I have ddwrt on my router back home and I'm playing with ssh on my laptop from a remote location to better understand ssh.
My router has port 5000 listening for incoming ssh which it port forwards to the ssh dropbear server in ddwrt.
So on my laptop, away from home. in a terminal, I type:
ssh -L 1081:www.whatsmyip.org:80 email@example.com -p 5000
and, after the ssh sessions starts, I open a browser and type:
It takes me to whatsmyip where my address is not the address of my router back home but that of the network my laptop is on.
Now if I set up dynamic forwarding:
ssh -D 1081 firstname.lastname@example.org -p 5000
and set up the SOCKS proxy in firefox to listen on 1081, then when I open my browser and go to whatsmyip, it sees the IP address of my router back home
I can appreciate why dynamic forwarding makes my IP address appear as that of the end of the ssh tunnel at my router, as the unencrypted traffic pops out, and that reassures me that there is an ssh tunnel between me and my router back home.
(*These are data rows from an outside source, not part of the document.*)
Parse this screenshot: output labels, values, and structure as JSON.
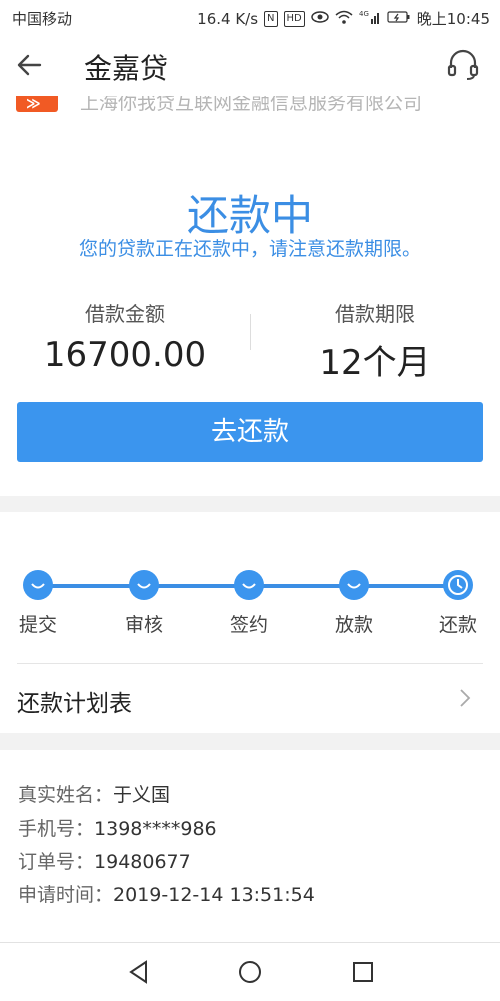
{
  "status_bar": {
    "carrier": "中国移动",
    "speed": "16.4 K/s",
    "nfc_icon": "N",
    "hd_label": "HD",
    "network": "4G",
    "time": "晚上10:45"
  },
  "app_bar": {
    "title": "金嘉贷"
  },
  "company": {
    "name": "上海你我贷互联网金融信息服务有限公司"
  },
  "loan_status": {
    "title": "还款中",
    "subtitle": "您的贷款正在还款中，请注意还款期限。"
  },
  "loan_summary": {
    "amount_label": "借款金额",
    "amount_value": "16700.00",
    "term_label": "借款期限",
    "term_value": "12个月"
  },
  "actions": {
    "repay_label": "去还款"
  },
  "progress": {
    "steps": [
      {
        "label": "提交",
        "icon": "smile-icon"
      },
      {
        "label": "审核",
        "icon": "smile-icon"
      },
      {
        "label": "签约",
        "icon": "smile-icon"
      },
      {
        "label": "放款",
        "icon": "smile-icon"
      },
      {
        "label": "还款",
        "icon": "clock-icon"
      }
    ],
    "plan_label": "还款计划表"
  },
  "applicant": {
    "name_label": "真实姓名：",
    "name_value": "于义国",
    "phone_label": "手机号：",
    "phone_value": "1398****986",
    "order_label": "订单号：",
    "order_value": "19480677",
    "time_label": "申请时间：",
    "time_value": "2019-12-14 13:51:54"
  },
  "colors": {
    "accent": "#3b95ee",
    "accent_text": "#3b8ee4",
    "logo": "#f15a24"
  }
}
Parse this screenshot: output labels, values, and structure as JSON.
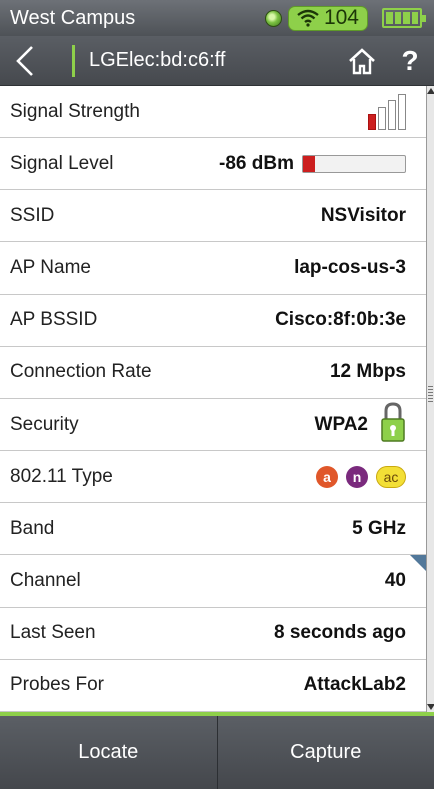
{
  "status": {
    "location": "West Campus",
    "wifi_count": "104"
  },
  "titlebar": {
    "title": "LGElec:bd:c6:ff",
    "help": "?"
  },
  "colors": {
    "accent_green": "#8ed04a",
    "signal_red": "#cc1f1f",
    "header_gray": "#4e5257"
  },
  "signal": {
    "bars_total": 4,
    "bars_on": 1,
    "level_fraction": 0.12
  },
  "rows": [
    {
      "label": "Signal Strength",
      "value": ""
    },
    {
      "label": "Signal Level",
      "value": "-86 dBm"
    },
    {
      "label": "SSID",
      "value": "NSVisitor"
    },
    {
      "label": "AP Name",
      "value": "lap-cos-us-3"
    },
    {
      "label": "AP BSSID",
      "value": "Cisco:8f:0b:3e"
    },
    {
      "label": "Connection Rate",
      "value": "12 Mbps"
    },
    {
      "label": "Security",
      "value": "WPA2"
    },
    {
      "label": "802.11 Type",
      "value": ""
    },
    {
      "label": "Band",
      "value": "5 GHz"
    },
    {
      "label": "Channel",
      "value": "40"
    },
    {
      "label": "Last Seen",
      "value": "8  seconds ago"
    },
    {
      "label": "Probes For",
      "value": "AttackLab2"
    }
  ],
  "types": [
    "a",
    "n",
    "ac"
  ],
  "icons": [
    "status-dot-icon",
    "wifi-icon",
    "battery-icon",
    "back-arrow-icon",
    "home-icon",
    "lock-icon"
  ],
  "bottom": {
    "locate": "Locate",
    "capture": "Capture"
  }
}
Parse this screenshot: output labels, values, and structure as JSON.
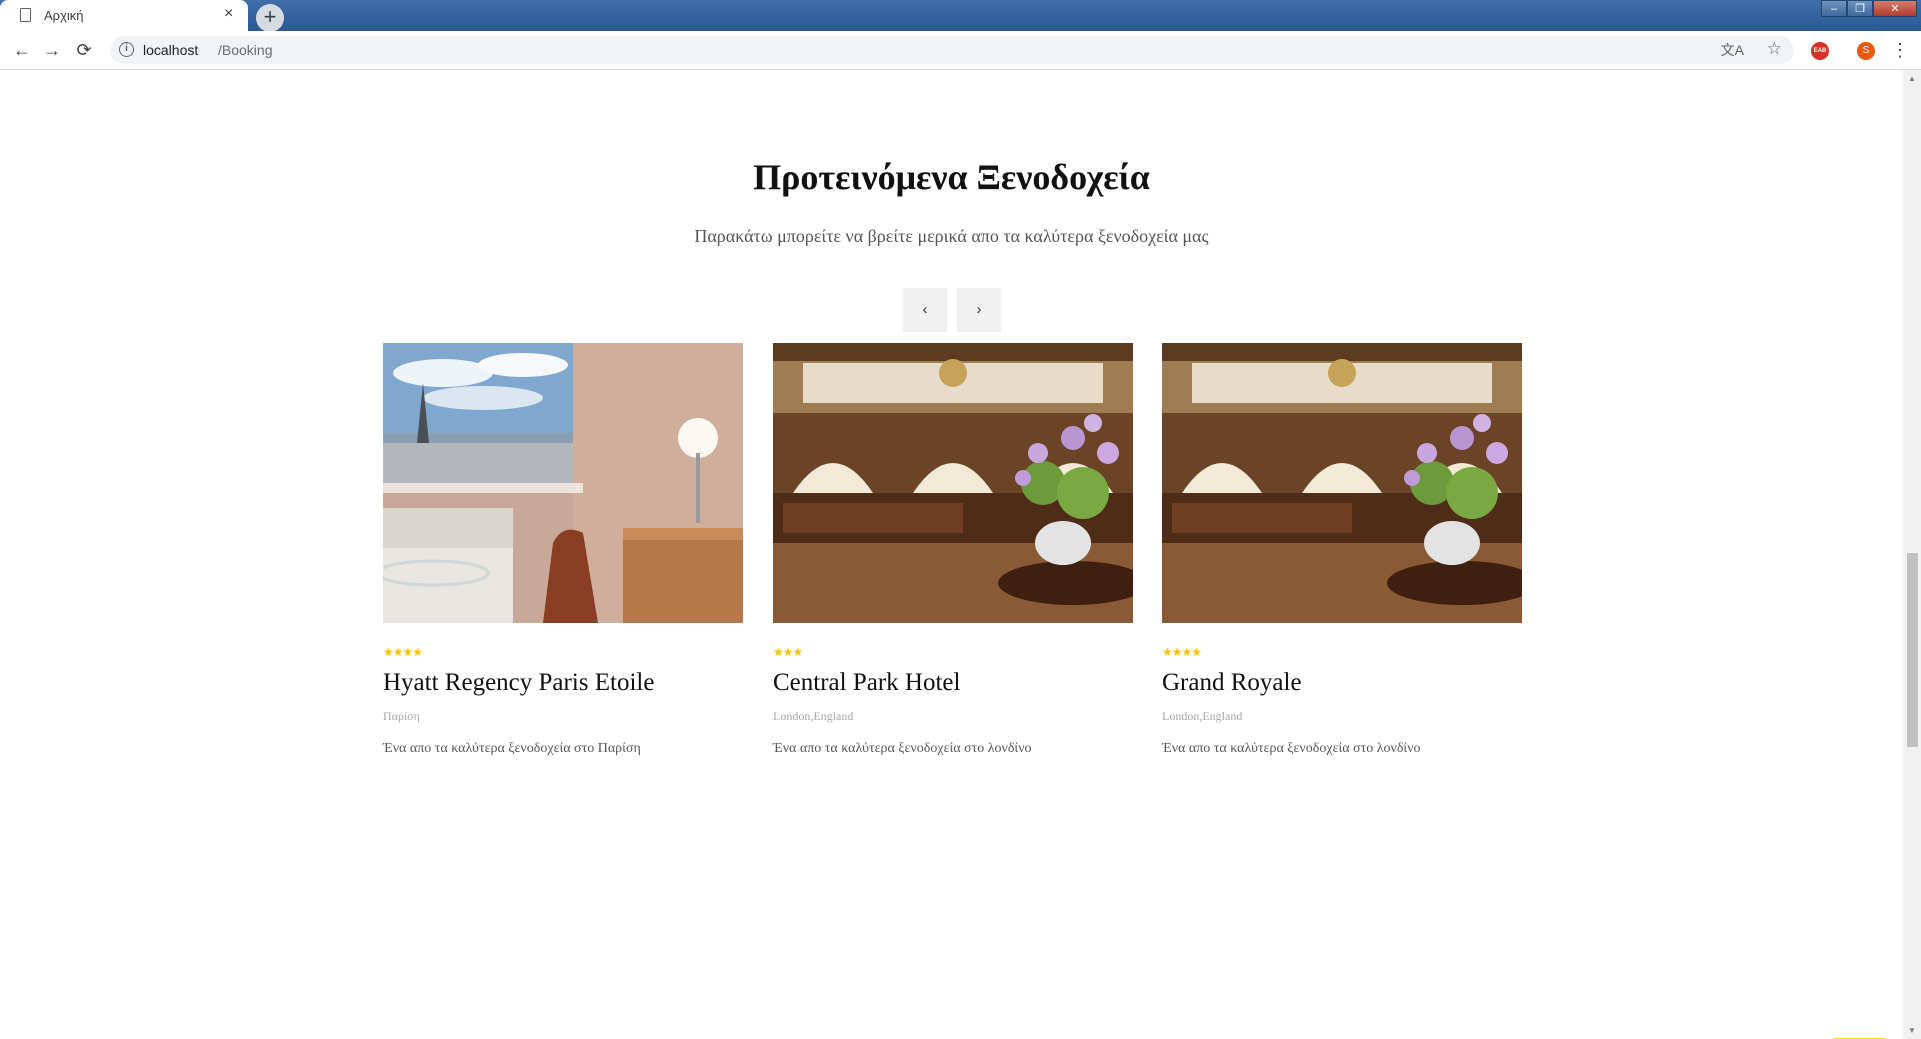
{
  "browser": {
    "tab_title": "Αρχική",
    "tab_close": "×",
    "new_tab": "+",
    "window_controls": {
      "minimize": "–",
      "maximize": "❐",
      "close": "✕"
    },
    "nav": {
      "back": "←",
      "forward": "→",
      "reload": "⟳"
    },
    "url_host": "localhost",
    "url_path": "/Booking",
    "info_icon": "i",
    "translate_icon": "文A",
    "star_icon": "☆",
    "extension_label": "EAB",
    "profile_initial": "S",
    "menu": "⋮"
  },
  "section": {
    "title": "Προτεινόμενα Ξενοδοχεία",
    "subtitle": "Παρακάτω μπορείτε να βρείτε μερικά απο τα καλύτερα ξενοδοχεία μας",
    "prev": "‹",
    "next": "›"
  },
  "hotels": [
    {
      "name": "Hyatt Regency Paris Etoile",
      "location": "Παρίση",
      "description": "Ένα απο τα καλύτερα ξενοδοχεία στο Παρίση",
      "stars": "★★★★",
      "rating": 4,
      "image": "hotel room with eiffel tower view"
    },
    {
      "name": "Central Park Hotel",
      "location": "London,England",
      "description": "Ένα απο τα καλύτερα ξενοδοχεία στο λονδίνο",
      "stars": "★★★",
      "rating": 3,
      "image": "grand hotel lobby with flowers"
    },
    {
      "name": "Grand Royale",
      "location": "London,England",
      "description": "Ένα απο τα καλύτερα ξενοδοχεία στο λονδίνο",
      "stars": "★★★★",
      "rating": 4,
      "image": "grand hotel lobby with flowers"
    }
  ],
  "scrollbar": {
    "up": "▲",
    "down": "▼"
  },
  "back_to_top": "↑",
  "colors": {
    "accent": "#ffd800",
    "stars": "#f5c300",
    "chrome_blue": "#2a5a92"
  }
}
So that's why I was surprised that local port forwarding behaves differently in that respect because there is still an ssh tunnel between me and my router.
I'd really appreciate properly understanding why this is so and perhaps then yet another piece of the ssh jigsaw will fall into place for me. And if it's down to the SOCKS proxy that wouldn't surprise me because, despite all my reading up on it, I am only marginally clearer what that's all about.